University of Alberta and Canada’s Department of National Defence researchers have developed a tiny battery-free sensor that can be used to track vital signs and detect frostbite in soldiers in extreme cold. But its potential uses don’t stop there.

Ashwin Iyer, a professor at the University of Alberta’s engineering faculty, leads the team working on a multi-year project with the Department of National Defence’s Innovation for Defence Excellence and Security program.

Iyer said the idea behind the program is to use commercial telecommunications technology for the military. He said the university has world-leading research on technology that is low in size, weight, power and cost, also known as SWaP-C systems.

Iyer spoke with CBC’s Shannon Scott on The Trailbreaker on Wednesday.

This interview has been edited for length and clarity.

What problem were you trying to solve when you started working on this?

We envisioned the following scenario: Canadian or allied soldiers on a battlefield in extremely harsh conditions. For example in the High Arctic, commanders off the field need to track the health of their troops in order to identify potential health issues, such as frostbite, to get them the help that they need. We envisioned a network of soldier-worn biometric sensors to track vital signs such as heart rate, respiration, core body temperature and temperature at the extremities. The idea was to do what we can, short of picking up rifles, to support our soldiers in these situations that they faced in protecting our freedoms.

These sensors have been designed to work in temperatures as cold as -70 C. Why do traditional battery-powered devices fail in that kind of environment?

We’ve all experienced a situation where we pull out our phones when it’s extremely cold and they suddenly shut down. That’s because lithium ion battery technology does not do well in the cold. It’s something that research groups and companies all over the world are trying to address. We wanted to eliminate the batteries entirely. So [we found a way] for these sensors to harvest energy from their environments.

How do these sensors maintain power?

There are different ways to do it. For example, you could harvest energy just from motion, from walking. The technology we’re using in these sensors is based on radio frequency identification technology, which we encounter in everyday life all the time.

The way we track them [uses] the same type of waves that we use to communicate with our cell phones. There are tiny chips that absorb the energy from this radio frequency wave to power themselves up, then they use that to do the sensing and return a signal [with the information] like a mirror. 

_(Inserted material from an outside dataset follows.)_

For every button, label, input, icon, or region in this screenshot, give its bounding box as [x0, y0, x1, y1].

How did you come up with that?

We had to have these systems meet several criteria: the sensors have to be wireless, they have to be ultra small so that they wouldn’t interfere with regular operations. The antennas that make these sensors wireless are often the largest parts of these wireless systems and miniaturizing them means they stop working like antennas, we had to reach into about 80 years of antenna research down to the fundamental physics to find a way to miniaturize them. 

One of the goals was to detect frostbite before it becomes serious. What would that look like in real time for someone in the field wearing gloves with this technology?

[We would have] one [sensor] detecting core body temperature and another on the fingertips, where the frostbite will take place first. We have these readers that are analyzing the temperature at these various points and when it gets to a certain threshold, it raises a flag.

The idea is to sound an alarm to provide sufficient time to bring some help to that person.

I’m wondering beyond military use, how you see this technology potentially being used in the north?

Military is just one use case, the direct counterpart would be emergency response. We want to be able to track the health status of anybody who puts themselves in harm’s way.

These sensors go down to -70 C but they also go up to very high temperatures. So they can be used across the globe.

But they have other uses.

The interesting thing about these sensors is they can detect all very different parameters. [They could be used] just to detect something in your home, for example, flooding in a basement or carbon monoxide. There are multiple uses, often the technologies that we rely on every day in some way or form started with investment in military innovation, this may be one of those situations.